Beethoven begegnet Hölderlin:
Das «Bagatellen»-Projekt.

Beide wurden 1770 geboren, beide gelten als bedeutende Innovatoren, die in ihren jeweiligen Bereichen – der Sprache bzw. der Musik – die Kunst auf die Spitze getrieben haben. Begegnet sind sich Friedrich Hölderlin und Ludwig van Beethoven indes nie, auch gibt es keine Zeugnisse einer gegenseitigen Rezeption. Das «Bagatellen»-Projekt von Michael Engelhardt, Mark Sattler und Stefan Wirth «komponiert» eine musikalische Begegnung, verknüpft Hölderlins Sprache mit Beethovens Musik.

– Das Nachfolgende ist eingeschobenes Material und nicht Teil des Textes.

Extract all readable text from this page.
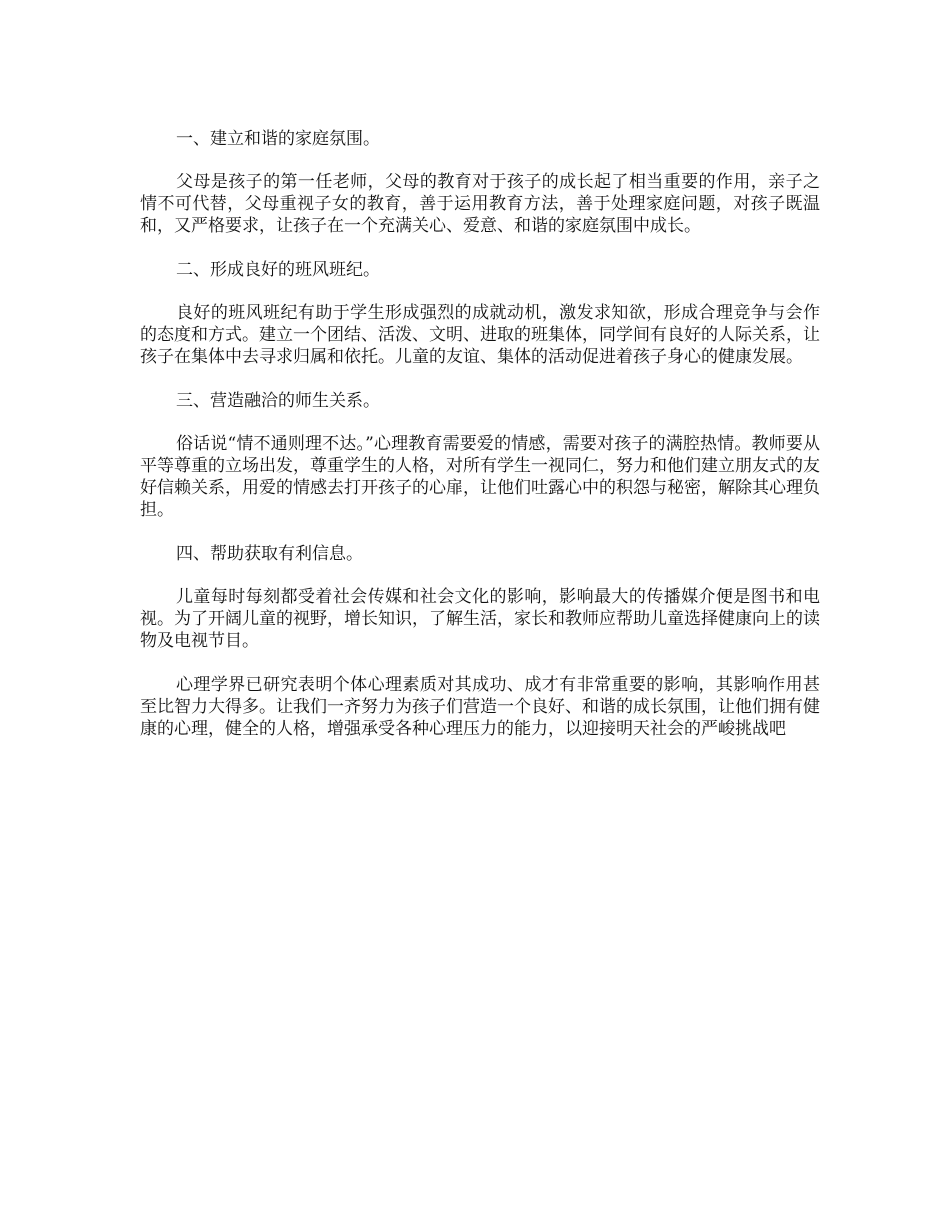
一、建立和谐的家庭氛围。

父母是孩子的第一任老师，父母的教育对于孩子的成长起了相当重要的作用，亲子之情不可代替，父母重视子女的教育，善于运用教育方法，善于处理家庭问题，对孩子既温和，又严格要求，让孩子在一个充满关心、爱意、和谐的家庭氛围中成长。

二、形成良好的班风班纪。

良好的班风班纪有助于学生形成强烈的成就动机，激发求知欲，形成合理竞争与会作的态度和方式。建立一个团结、活泼、文明、进取的班集体，同学间有良好的人际关系，让孩子在集体中去寻求归属和依托。儿童的友谊、集体的活动促进着孩子身心的健康发展。

三、营造融洽的师生关系。

俗话说“情不通则理不达。”心理教育需要爱的情感，需要对孩子的满腔热情。教师要从平等尊重的立场出发，尊重学生的人格，对所有学生一视同仁，努力和他们建立朋友式的友好信赖关系，用爱的情感去打开孩子的心扉，让他们吐露心中的积怨与秘密，解除其心理负担。

四、帮助获取有利信息。

儿童每时每刻都受着社会传媒和社会文化的影响，影响最大的传播媒介便是图书和电视。为了开阔儿童的视野，增长知识，了解生活，家长和教师应帮助儿童选择健康向上的读物及电视节目。

心理学界已研究表明个体心理素质对其成功、成才有非常重要的影响，其影响作用甚至比智力大得多。让我们一齐努力为孩子们营造一个良好、和谐的成长氛围，让他们拥有健康的心理，健全的人格，增强承受各种心理压力的能力，以迎接明天社会的严峻挑战吧
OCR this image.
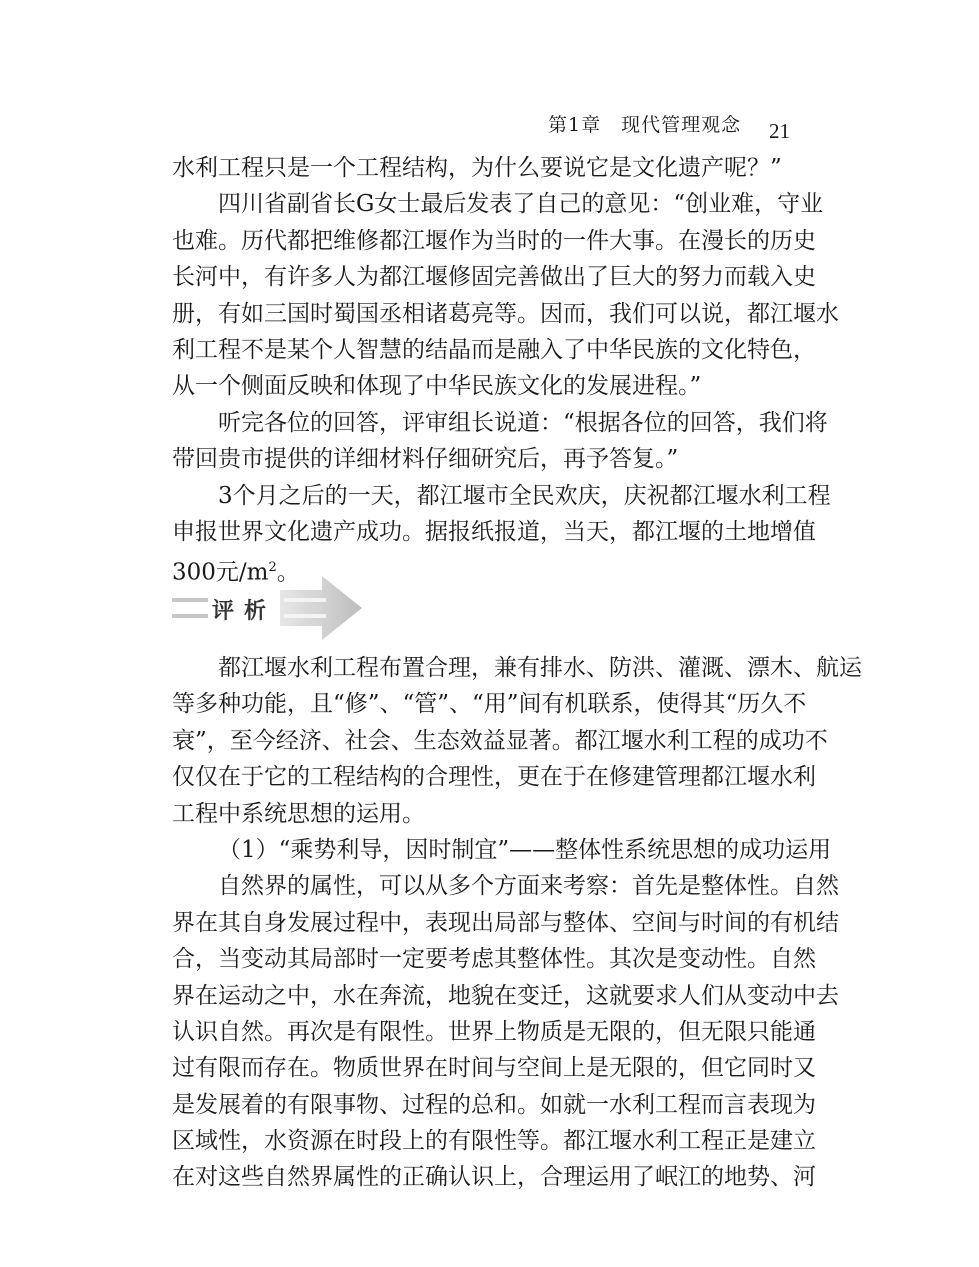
第1章　现代管理观念 21
水利工程只是一个工程结构，为什么要说它是文化遗产呢？”
四川省副省长G女士最后发表了自己的意见：“创业难，守业
也难。历代都把维修都江堰作为当时的一件大事。在漫长的历史
长河中，有许多人为都江堰修固完善做出了巨大的努力而载入史
册，有如三国时蜀国丞相诸葛亮等。因而，我们可以说，都江堰水
利工程不是某个人智慧的结晶而是融入了中华民族的文化特色，
从一个侧面反映和体现了中华民族文化的发展进程。”
听完各位的回答，评审组长说道：“根据各位的回答，我们将
带回贵市提供的详细材料仔细研究后，再予答复。”
3个月之后的一天，都江堰市全民欢庆，庆祝都江堰水利工程
申报世界文化遗产成功。据报纸报道，当天，都江堰的土地增值
300元$/m^2$。
评析
都江堰水利工程布置合理，兼有排水、防洪、灌溉、漂木、航运
等多种功能，且“修”、“管”、“用”间有机联系，使得其“历久不
衰”，至今经济、社会、生态效益显著。都江堰水利工程的成功不
仅仅在于它的工程结构的合理性，更在于在修建管理都江堰水利
工程中系统思想的运用。
（1）“乘势利导，因时制宜”——整体性系统思想的成功运用
自然界的属性，可以从多个方面来考察：首先是整体性。自然
界在其自身发展过程中，表现出局部与整体、空间与时间的有机结
合，当变动其局部时一定要考虑其整体性。其次是变动性。自然
界在运动之中，水在奔流，地貌在变迁，这就要求人们从变动中去
认识自然。再次是有限性。世界上物质是无限的，但无限只能通
过有限而存在。物质世界在时间与空间上是无限的，但它同时又
是发展着的有限事物、过程的总和。如就一水利工程而言表现为
区域性，水资源在时段上的有限性等。都江堰水利工程正是建立
在对这些自然界属性的正确认识上，合理运用了岷江的地势、河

«Die Besten in dieser Art»
Beethovens Bagatellen op. 126.

Die von April bis Juni 1824 komponierten Bagatellen op. 126 sind Beethovens letzte veröffentlichte Werke für Klavier. Nach dem Kosmos der 32 Klaviersonaten und den Dreiunddreißig Veränderungen über einen Walzer von Anton Diabelli für Klavier op. 120 scheinen sie wie ein Nachschlag, der auch dazu diente, eine lästige Geldangelegenheit zu begleichen. Überdies verleitet der Begriff «Bagatelle», den Beethoven schon in früheren Zyklen mit kleinen Formen verwendet hatte, zu der Annahme, es handle sich um Nebensächliches. Doch Obacht: «Von einem grossen Mann ist alles interessant, und die Kleinigkeiten desselben sind es nicht am wenigsten», wusste schon Jean Paul zu sagen. Und das wird aufs Allerschönste bestätigt, wenn man sich genauer mit dem Opus 126 beschäftigt, zumal auch Beethoven seinem Verleger, durchaus geschäftsbewusst, übermittelte: «6 Bagatellen oder Kleinigkeiten für Klavier allein, von welchen wohl manche etwas ausgeführter u[nd] wohl die Besten in dieser Art sind, welche ich geschrieben habe.»

Beethovens «Kleinigkeiten» sind wie die Diabelli-Variationen und der Schlusssatz der letzten Klaviersonate Nr. 32 in c-Moll op. 111 von ausgeklügelter thematischer, formaler und architektonischer Faktur. Dabei erscheinen sie auf den ersten Blick wie sechs leichte unterschiedliche Charakterstücke in einfacher A-B-A’-Form. Die vierte und längste Bagatelle in h-Moll / H-Dur ist als Rondo angelegt. Die Charaktere und Stimmungen der sechs Stücke reichen von liedhaft (Nr. 1 und 5) über grotesk-burlesk (Nr. 2 und Nr. 4) und romantisch-hymnisch (Nr. 3) bis tanzszenenartig (Nr. 6).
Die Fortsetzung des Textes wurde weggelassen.